Sie beschließt, die Nacht im Wald zu verbringen, weil sie ausprobieren will, ob diese Erfahrung Gefühle in ihr weckt. Dort wird sie allerdings mitten in der Nacht von der Wahrsagerin Rosalba gefunden, die sie mit nach Hause nimmt und am nächsten Morgen den Grafen benachrichtigt. Rosalba ermahnt den Grafen, sehr zu dessen Missfallen, sich besser um Sérieuse zu kümmern und gibt ihm die ungebetene Weissagung auf den Weg, dass er auf dem in wenigen Tagen stattfindenden Empfang auf dem Schloss einen Gast töten wird. Obwohl Neville nicht viel von Rosalba hält, versetzt ihn die Vorstellung, jemanden zu töten, in Angst und Schrecken. Er fängt an, sich Gedanken zu machen, wer seiner Gäste das beste Opfer wäre, denn er ist der festen Überzeugung, dass er diesem Schicksal nicht entgehen kann. Sérieuse, die dem Leben sowieso nichts abgewinnen kann, bittet ihn, sie zu töten...

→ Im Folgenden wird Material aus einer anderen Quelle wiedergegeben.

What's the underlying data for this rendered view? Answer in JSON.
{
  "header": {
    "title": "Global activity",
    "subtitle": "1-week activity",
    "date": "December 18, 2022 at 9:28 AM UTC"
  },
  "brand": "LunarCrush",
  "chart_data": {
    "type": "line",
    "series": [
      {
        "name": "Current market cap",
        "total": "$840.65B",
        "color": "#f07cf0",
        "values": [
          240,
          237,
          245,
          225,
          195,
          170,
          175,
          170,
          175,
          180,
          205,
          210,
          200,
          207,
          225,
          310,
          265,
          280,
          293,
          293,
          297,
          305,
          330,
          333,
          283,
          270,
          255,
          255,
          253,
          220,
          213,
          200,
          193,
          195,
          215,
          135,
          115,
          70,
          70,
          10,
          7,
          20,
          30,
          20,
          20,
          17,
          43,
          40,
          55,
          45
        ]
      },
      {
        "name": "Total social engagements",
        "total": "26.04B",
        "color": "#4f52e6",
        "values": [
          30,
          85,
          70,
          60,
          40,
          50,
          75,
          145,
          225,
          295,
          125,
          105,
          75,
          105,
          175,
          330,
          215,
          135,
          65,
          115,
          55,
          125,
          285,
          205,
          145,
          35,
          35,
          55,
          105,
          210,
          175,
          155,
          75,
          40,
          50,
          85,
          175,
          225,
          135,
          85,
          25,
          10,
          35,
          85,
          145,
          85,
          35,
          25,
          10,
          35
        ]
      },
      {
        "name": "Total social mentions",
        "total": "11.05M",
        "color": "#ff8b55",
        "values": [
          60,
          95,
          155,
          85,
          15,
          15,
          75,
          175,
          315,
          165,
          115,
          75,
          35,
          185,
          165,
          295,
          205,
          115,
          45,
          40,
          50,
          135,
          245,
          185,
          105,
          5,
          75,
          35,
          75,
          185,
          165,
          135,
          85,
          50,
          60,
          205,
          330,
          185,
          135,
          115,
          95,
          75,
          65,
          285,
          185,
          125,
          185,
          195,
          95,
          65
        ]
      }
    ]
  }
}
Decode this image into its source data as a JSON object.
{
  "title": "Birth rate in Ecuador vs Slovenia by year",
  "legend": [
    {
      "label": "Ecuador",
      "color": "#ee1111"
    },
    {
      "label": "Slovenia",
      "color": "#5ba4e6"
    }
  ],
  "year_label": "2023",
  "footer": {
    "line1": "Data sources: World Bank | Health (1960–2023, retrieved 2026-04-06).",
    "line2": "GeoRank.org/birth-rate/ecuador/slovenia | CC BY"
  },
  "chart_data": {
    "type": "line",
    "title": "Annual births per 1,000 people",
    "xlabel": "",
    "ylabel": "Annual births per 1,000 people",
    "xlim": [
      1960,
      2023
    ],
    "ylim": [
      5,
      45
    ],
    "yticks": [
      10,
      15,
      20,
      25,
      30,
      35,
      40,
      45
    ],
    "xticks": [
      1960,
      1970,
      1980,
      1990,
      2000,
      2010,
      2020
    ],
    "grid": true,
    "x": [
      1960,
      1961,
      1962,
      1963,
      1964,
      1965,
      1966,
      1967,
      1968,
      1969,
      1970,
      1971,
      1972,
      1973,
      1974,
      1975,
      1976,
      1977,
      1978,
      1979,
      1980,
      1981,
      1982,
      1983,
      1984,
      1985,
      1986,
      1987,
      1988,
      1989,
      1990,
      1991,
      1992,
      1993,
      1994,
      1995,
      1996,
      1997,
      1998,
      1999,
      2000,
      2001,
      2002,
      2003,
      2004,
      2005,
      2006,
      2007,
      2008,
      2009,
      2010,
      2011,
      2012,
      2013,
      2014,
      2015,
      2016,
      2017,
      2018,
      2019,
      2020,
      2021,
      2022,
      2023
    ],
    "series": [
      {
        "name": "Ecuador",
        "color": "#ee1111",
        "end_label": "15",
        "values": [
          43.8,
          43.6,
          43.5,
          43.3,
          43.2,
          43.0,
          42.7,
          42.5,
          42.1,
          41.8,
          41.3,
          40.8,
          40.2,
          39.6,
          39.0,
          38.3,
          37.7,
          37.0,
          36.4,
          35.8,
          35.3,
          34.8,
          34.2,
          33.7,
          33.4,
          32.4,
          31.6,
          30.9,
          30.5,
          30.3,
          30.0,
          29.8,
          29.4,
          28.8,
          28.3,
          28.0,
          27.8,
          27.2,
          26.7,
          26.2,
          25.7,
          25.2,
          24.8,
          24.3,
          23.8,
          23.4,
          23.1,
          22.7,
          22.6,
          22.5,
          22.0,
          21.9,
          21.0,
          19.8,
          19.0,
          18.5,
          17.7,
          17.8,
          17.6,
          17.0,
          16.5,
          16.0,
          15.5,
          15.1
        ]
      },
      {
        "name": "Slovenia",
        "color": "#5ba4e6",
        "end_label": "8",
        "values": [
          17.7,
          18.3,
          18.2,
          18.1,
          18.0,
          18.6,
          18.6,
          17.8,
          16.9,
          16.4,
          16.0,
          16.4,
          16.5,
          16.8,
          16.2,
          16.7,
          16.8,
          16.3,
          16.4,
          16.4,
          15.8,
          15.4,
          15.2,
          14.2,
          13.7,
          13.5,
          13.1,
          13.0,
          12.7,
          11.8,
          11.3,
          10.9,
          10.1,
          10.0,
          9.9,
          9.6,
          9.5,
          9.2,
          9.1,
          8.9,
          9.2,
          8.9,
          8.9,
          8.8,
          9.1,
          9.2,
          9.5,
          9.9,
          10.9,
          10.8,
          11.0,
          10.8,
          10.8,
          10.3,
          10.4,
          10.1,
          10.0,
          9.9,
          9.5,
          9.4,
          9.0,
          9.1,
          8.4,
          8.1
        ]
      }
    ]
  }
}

„Töte mich“ ist voller hintergründigem Wortwitz und Anspielungen, es macht viel Vergnügen, den wortgewandten Schlagabtausch zwischen den einzelnen Personen zu lesen. Obwohl die Geschichte so skurril ist, dass sie mit der Realität wenig zu tun hat – welcher Vater überlegt sich ernsthaft, dem Wunsch seiner jüngsten Tochter zu entsprechen und sie umzubringen? – macht es Spaß, sie zu lesen. Im Übrigen ist sie auch ganz hervorragend aus dem Französischen übersetzt.
Was mir auch richtig gut gefällt, ist das Cover: eine junge Frau, deren Kleid und Kopftuch dasselbe Muster wie die Stofftapete hat, vor der sie steht, und die somit fast mit dem Hintergrund verschmilzt.
Bis auf ein paar Längen – den Dialog zwischen dem Grafen und Sérieuse, in dem sie ihn davon überzeugen will, sie zu töten, fand ich sehr ermüdend – hat mir das Buch gut gefallen. Auf jeden Fall ist es ein Buch, das aus der Masse hervorsticht!